Seattle-based start-up NanoString moved one step closer to commercializing its molecular bar-coding system with a recent $4.3 million cash infusion from venture capital investors.
The firm began operations earlier this year and is commercializing technology that came out of work done in the lab of Leroy Hood at the Institute of Systems Biology. Krassen Dimitrov, who was director of the microarray facility at ISB, invented the NanoString technology and now serves as chief scientific officer of the company.
NanoString, which holds ex-clusive rights to the technology from ISB, had existed for several months on seed funding, part of which came from Carl Weissman, president of Accelerator — an investment group founded by ISB, three venture capital firms, and a real estate company looking to help start-ups affiliated with the institute get off the ground. Accelerator, however, did not participate in this round of funding because the amount NanoString was seeking was too large for the fund.
Though the Series A round the company completed in August fell short of the initial goal of $8 million, it will provide the funding NanoString needs to ramp up operations and development of its gene analysis tool. According to the firm, its technology is expected to be as much as 100,000 times more sensitive than DNA microarrays and will be able to scan entire transcriptomes in minutes.
“Basically, in principal, the [NanoString technology] will work like a bar code in a grocery store. It’s attached to a probe [made of strands of DNA] that will be able to bind individual molecules and tag them, so that they can be read by a scanner,” NanoString President and CEO Perry Fell told BioArray News. The probe looks like a string of monomeric nanometer-sized labels that are spatially and spectrally separate, which is why the technology is called NanoString.
Fell, who was a co-founder and CEO of Seattle Genetics, expects the technology to provide a significant advantage over current microarray techniques. “What we’re anticipating is that because we’re able to tag individual molecules we’ll be able to get at the relatively low-abundance messages that are potentially going under the radar screen of current microarray technology,” Fell said.
“So, this is digital, not analogue. It’s counting individual molecules rather than relying on relative fluorescence intensities between genes being expressed.”
In an interview with BioArray News last year, Dimitrov said that the NanoString technology had solved the difficulty of labeling associated with microarray technology [see BAN 5/21/2003].
“Our whole technology is the labeling and the identification combined. In every other technology, encoding and labeling are split. In microarrays, the encoding is spatial: The identity of each gene is determined by the x-y coordinates on the array. Then, you have the labeling that gets you the quantity of the sample that hybridizes to the spot.”

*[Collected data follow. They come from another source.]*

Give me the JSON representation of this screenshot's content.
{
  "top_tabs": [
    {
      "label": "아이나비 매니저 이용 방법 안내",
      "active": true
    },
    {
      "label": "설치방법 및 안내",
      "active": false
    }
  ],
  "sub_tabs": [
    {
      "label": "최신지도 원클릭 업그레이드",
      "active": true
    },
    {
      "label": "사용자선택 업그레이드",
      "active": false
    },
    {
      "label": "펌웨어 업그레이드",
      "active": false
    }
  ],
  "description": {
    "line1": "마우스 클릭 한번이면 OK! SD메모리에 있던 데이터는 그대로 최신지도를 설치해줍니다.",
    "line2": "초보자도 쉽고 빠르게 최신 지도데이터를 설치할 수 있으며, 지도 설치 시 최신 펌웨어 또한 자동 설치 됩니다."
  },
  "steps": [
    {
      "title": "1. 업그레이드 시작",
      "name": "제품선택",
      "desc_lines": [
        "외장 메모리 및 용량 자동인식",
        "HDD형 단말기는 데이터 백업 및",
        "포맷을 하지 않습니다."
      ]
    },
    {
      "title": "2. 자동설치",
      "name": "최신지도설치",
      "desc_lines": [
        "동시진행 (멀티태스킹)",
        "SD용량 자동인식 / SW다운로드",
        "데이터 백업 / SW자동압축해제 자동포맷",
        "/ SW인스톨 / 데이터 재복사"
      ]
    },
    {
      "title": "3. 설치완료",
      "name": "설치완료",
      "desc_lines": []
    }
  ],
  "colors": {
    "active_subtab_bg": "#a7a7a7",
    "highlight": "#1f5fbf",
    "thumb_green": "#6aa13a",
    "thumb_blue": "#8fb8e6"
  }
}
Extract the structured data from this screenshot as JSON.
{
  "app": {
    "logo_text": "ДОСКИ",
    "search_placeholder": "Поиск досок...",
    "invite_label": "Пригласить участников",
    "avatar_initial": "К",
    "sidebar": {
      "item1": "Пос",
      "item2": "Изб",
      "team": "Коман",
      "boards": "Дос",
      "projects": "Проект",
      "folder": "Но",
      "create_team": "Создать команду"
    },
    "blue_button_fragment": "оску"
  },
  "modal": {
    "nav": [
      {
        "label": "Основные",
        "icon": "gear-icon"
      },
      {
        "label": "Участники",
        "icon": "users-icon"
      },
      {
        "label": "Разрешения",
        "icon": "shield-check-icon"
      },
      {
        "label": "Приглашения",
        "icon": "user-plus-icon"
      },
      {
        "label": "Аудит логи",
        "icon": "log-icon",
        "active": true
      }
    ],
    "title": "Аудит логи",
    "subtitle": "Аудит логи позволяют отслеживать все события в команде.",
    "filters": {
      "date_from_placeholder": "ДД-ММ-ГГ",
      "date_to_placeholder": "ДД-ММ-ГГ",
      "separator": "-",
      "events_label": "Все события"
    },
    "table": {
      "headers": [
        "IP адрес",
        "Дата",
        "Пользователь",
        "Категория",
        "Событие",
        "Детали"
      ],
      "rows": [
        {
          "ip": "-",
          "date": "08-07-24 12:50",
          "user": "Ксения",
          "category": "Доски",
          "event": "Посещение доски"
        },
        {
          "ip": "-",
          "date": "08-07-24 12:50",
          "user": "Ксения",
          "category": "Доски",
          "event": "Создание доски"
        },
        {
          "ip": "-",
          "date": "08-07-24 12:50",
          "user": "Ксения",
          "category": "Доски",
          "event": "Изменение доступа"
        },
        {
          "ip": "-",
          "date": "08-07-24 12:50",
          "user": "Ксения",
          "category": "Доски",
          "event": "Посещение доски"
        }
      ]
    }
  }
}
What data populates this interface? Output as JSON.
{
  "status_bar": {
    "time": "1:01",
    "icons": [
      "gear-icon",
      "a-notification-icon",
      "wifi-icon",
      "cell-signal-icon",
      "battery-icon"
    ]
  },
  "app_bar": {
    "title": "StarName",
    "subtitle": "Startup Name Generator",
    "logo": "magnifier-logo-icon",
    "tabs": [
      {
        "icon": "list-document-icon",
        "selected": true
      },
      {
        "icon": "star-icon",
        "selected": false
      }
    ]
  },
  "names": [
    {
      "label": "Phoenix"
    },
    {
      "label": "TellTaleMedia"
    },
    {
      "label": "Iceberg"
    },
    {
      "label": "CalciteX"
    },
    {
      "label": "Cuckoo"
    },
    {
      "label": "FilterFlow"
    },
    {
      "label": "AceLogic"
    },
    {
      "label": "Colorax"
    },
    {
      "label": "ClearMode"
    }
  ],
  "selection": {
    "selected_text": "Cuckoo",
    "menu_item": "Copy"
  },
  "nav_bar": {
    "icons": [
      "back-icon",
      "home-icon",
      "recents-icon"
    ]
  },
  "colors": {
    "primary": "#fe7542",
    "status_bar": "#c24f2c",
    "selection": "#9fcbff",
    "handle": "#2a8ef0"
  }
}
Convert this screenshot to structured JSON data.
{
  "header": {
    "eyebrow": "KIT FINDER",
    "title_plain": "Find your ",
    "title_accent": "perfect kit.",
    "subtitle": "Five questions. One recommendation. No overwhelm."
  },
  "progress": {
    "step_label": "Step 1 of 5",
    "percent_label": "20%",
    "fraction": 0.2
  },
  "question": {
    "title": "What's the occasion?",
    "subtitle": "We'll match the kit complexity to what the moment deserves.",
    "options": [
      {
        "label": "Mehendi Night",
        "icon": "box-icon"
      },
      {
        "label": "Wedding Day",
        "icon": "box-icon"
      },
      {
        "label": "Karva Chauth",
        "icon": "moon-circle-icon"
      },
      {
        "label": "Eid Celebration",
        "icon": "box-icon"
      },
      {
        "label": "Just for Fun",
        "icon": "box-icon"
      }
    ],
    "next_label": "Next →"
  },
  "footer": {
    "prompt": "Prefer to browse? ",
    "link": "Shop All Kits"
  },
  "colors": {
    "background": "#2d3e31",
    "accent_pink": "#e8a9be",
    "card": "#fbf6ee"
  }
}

Fell said it remains to be seen whether this will be a more cost-effective method than microarrays for gene expression analysis. But he reiterated that the real advance of the technology is the threshold of detection.
The NanoString technology is still in the relatively early stages of development, Fell said, and the firm is “probably a good 24 months away from being able to place some alpha units that would be used to benchmark against current microarray technology.”
The company plans to supply core facilities and other microarray users with the NanoString system to test its efficacy. “Let’s go to the people doing this every day that are the experts and will be able to very quickly assess to what extent we’re able to offer something that is a significant advantage over their current technology,” he said.
Leroy Hood, the DNA sequencing instrument pioneer and president of the Seattle-based Institute for Systems Biology, said in a press release that the NanoString technology “has the potential to revolutionize gene analysis … and will probably have applications in areas not yet imagined.”
Some of the areas beyond gene expression research that are being contemplated by the firm include clinical diagnostics, forensics, and agricultural research purposes. “Beyond that, the bar codes could be attached to other kinds of molecules as well, such that you could collapse a variety of different assays into a single platform. But we’ve got a ways to go,” Fell said.
One application the bar codes will not be used for is single-molecule sequencing, such as the technologies being developed by UK-based Solexa; Cambridge, Mass.-based Helicos; and Germany’s Genovoxx.
“Our technology is potentially very powerful, but in a very specific area,” Fell said. “It’s not going to be for single-molecule sequencing. It’s only going to be for when you know what your probe is — you’ve got a probe for your target, you know what the target is, and that’s what you’re going out to detect.”
He added, “It’s not the tool for going after new genes. It’s a tool for when you know what targets you’re interested in and you want to be able to find them and identify them in complex mixtures.”
Kirkland, Wash.-based OVP Venture Partners and Draper Fisher Jurvetson of Menlo Park, Calif., provided the recent funding. Each of the venture capital firms also placed a representative on NanoString’s board of directors.